Dr. Robinson suggests using products with the ingredient clotrimazole, an antifungal medicine that’s placed directly on the skin. Treatment can take up to four weeks to kill the fungus, Dr. Robinson says.

How to Prevent Itchy Ankles

We know the potential causes of itchy ankles, but how can we prevent them from itching in the first place? Here are a few strategies:

‌Wear protective clothing.‌ Cover up your ankles to avoid bug bites, poison ivy or other irritants that could cause an itch when directly touching your ankles.
‌Moisturize.‌ Protect and retain the moisture in your skin by using a quality moisturizer every day. This can also help calm symptoms of skin conditions like eczema.
‌Avoid irritants.‌ Remove any items that are irritating your ankles and causing them to itch. This could be ankle jewelry, scented lotion or perfume and certain fabrics like wool.
‌Talk to your doctor.‌ If you’re taking a certain medication (or using a certain medicated cream) that you think is causing itchy ankles, talk to your doctor. They can go over any potential side effects and offer some alternative treatments.
When to See a Doctor About Itchy Ankles

If you’ve tried to remedy your itchy ankles with over-the-counter ointments, medications and moisturizers but nothing seems to work, it’s time to see a doctor, Dr. Robinson says.
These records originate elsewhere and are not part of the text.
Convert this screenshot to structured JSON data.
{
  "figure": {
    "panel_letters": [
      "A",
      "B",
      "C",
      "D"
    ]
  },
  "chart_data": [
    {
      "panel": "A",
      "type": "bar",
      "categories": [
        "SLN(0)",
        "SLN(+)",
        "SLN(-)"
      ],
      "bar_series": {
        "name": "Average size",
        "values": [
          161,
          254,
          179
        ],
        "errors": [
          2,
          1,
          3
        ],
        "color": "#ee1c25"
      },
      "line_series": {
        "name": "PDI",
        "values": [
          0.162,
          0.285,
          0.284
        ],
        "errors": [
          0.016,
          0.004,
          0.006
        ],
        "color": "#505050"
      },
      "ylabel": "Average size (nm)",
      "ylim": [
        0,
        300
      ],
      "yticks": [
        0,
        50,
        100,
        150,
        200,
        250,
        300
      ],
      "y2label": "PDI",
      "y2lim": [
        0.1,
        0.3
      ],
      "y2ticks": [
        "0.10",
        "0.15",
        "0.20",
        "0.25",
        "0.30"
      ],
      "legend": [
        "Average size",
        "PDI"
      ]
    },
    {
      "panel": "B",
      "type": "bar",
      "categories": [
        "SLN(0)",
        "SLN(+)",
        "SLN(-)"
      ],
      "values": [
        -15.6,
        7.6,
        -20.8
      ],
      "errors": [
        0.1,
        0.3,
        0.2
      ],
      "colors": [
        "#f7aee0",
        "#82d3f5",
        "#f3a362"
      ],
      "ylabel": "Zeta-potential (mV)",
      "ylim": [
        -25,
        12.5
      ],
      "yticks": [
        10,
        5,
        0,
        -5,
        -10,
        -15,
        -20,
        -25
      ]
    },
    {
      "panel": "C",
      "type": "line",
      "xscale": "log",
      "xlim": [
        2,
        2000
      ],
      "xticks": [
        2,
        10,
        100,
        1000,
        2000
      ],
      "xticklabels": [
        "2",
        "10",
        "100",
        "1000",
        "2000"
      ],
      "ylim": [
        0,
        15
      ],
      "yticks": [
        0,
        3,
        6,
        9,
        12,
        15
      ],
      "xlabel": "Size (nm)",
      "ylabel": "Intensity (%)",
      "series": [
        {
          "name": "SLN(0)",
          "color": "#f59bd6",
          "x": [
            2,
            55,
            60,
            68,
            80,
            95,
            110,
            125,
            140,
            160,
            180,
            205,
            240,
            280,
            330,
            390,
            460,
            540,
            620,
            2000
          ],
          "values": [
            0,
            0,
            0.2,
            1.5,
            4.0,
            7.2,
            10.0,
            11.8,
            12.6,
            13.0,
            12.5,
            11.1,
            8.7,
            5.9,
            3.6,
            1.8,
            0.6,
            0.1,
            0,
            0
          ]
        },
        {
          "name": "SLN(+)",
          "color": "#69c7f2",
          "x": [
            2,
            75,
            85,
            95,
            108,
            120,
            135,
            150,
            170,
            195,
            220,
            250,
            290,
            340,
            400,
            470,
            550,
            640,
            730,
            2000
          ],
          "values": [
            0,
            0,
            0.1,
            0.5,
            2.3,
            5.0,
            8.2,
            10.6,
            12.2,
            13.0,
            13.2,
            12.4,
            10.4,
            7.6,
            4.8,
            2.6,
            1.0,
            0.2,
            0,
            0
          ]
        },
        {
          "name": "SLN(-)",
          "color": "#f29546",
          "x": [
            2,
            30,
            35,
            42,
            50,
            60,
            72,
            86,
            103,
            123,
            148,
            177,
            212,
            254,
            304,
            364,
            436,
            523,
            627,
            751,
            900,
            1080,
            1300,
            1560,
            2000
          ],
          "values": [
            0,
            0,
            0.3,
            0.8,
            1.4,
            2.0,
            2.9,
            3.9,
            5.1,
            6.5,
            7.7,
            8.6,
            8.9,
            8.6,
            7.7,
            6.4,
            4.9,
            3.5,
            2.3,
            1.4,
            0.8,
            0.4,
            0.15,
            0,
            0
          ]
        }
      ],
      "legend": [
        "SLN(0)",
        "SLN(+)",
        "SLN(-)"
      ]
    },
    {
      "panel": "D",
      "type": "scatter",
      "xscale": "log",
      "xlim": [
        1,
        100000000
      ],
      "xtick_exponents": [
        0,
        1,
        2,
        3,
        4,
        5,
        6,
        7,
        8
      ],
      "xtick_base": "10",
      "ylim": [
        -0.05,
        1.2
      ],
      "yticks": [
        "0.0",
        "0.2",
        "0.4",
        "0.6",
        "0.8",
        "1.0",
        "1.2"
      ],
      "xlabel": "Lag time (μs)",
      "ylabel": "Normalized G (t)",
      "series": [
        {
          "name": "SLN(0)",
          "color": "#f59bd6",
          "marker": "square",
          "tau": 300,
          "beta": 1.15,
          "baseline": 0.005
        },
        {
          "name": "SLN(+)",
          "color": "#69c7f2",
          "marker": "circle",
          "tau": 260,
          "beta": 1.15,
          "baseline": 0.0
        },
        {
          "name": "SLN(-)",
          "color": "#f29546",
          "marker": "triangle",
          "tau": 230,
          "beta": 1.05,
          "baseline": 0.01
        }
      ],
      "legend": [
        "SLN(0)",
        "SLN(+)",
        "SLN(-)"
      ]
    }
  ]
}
“This is also true if you see a rash, but it’s not itchy anymore,” he adds.

You should also see a doctor if you have the following, per the Mayo Clinic:

A severe itch that interferes with your daily routine
Itchiness that spreads to your whole body
Other symptoms like weight loss, fever or fatigue
Itchiness that appears suddenly without explanation
Significant swelling in one leg, foot or ankle but not the other.